Son Meclis Genel Kurulu’nda CTP Lefkoşa Milletvekili Ürün Solyalı, Güney Garaj ve Kartis Garaj sahibinin sigorta dolandırıcılığından hüküm giydiğini hatırlatmış ve bu kişinin bir personelinin Maliye Bakanı Berova'nın 2024'te faaliyetine izin verdiği bir sigorta şirketinde direktör olduğunu iddia etmişti. 

Milletvekili, sahte kaza raporu hazırlayarak sigortalardan sahtekârlıkla para temin etmekten 4 yıl hapisle cezanlandırılan, garajına gelen bazı çetelerin tehditlerine maruz kalan, Yargı’da görev yapan, çok yakın bir üst düzey dostunu sıklıkla ziyaret ettiğine şaşkınlıkla şahit olunan Güney Garaj ve Kartis Garaj sahibi İsmail Güney’den bahsediyordu. Vekil Solyalı, Güney’in bir personelinin iki üç sigorta şirketinde direktör olduğunu ileri sürmüştü. İsim isim vererek London Insurance ve Grand Plus sigorta şirketleri için ‘hepsi aynı insanlar’ demiş ve Ion Sigorta’nın da bağlantılı olduğunu ima etmişti.

Solyalı, ‘Başbakan ve Maliye Bakanı’nın Para Kambiyo Müdürü’ne baskı kurarak, evrakları huzurda olmayan sigorta şirketlerinin kuruluşu için müdüre imza attırdıkları” iddiaları olduğunu dile getirmişti.

Ürün Solyalı’nın, ‘Mikro-Makro Meclis Notları’ haberine tamamını özellikle koymadığımız, oldukça ilgimi çeken başka ifadeleri daha vardı: Meclis’teki konuşmasında Maliye Bakanı Özdemir Berova’ya seslenerek, “O anlamda umarım ki daha ileri gitmeyelim. Umarım ki bu konudaki son nokta burada konurken doğru dil geliştirilir. Bu alana attığınız ateş, barındırdığınız risk umarım paydaşların tümüyle beraber oturulur, görüşülür ve doğru zemine çekilir. Yasayı daha fazla bekletmenizi uygun bulmuyorum.” demişti.

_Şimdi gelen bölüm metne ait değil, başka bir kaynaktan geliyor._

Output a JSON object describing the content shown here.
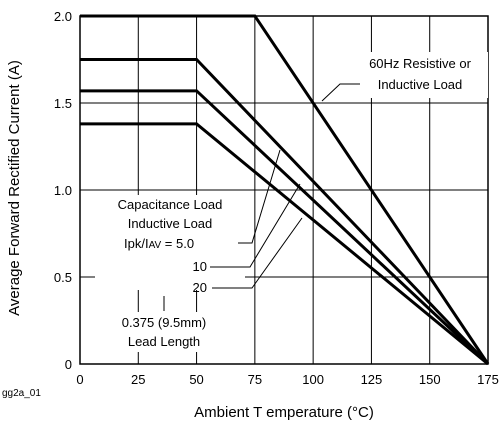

Bu cümlelerden çıkan anlam, daha fazla sigorta şirketine yeni izin vermeyin, sigorta şirketleri ile oturun görüşün ve yeni yasayı bir an önce geçirelim değil miydi? İyi hoş da bunca iddialara konu olan yeni kurulmuş bazı şirketler faaliyetlerine devam mı edecekti?  

Salı günkü bu Meclis fırtınasının ardından, Maliye Bakanı Özdemir Berova'nın perşembe günü (dün) 3 Bakanlık yetkilisi ve 12 sigorta şirketi yetkilisi ile birlikte bir toplantı yaptığı, sigorta şirketi kurulması izinlerinin Haziran 2025’e kadar durdurulduğu ve verilen ön izinlerin iptal edildiği bildiriliyordu.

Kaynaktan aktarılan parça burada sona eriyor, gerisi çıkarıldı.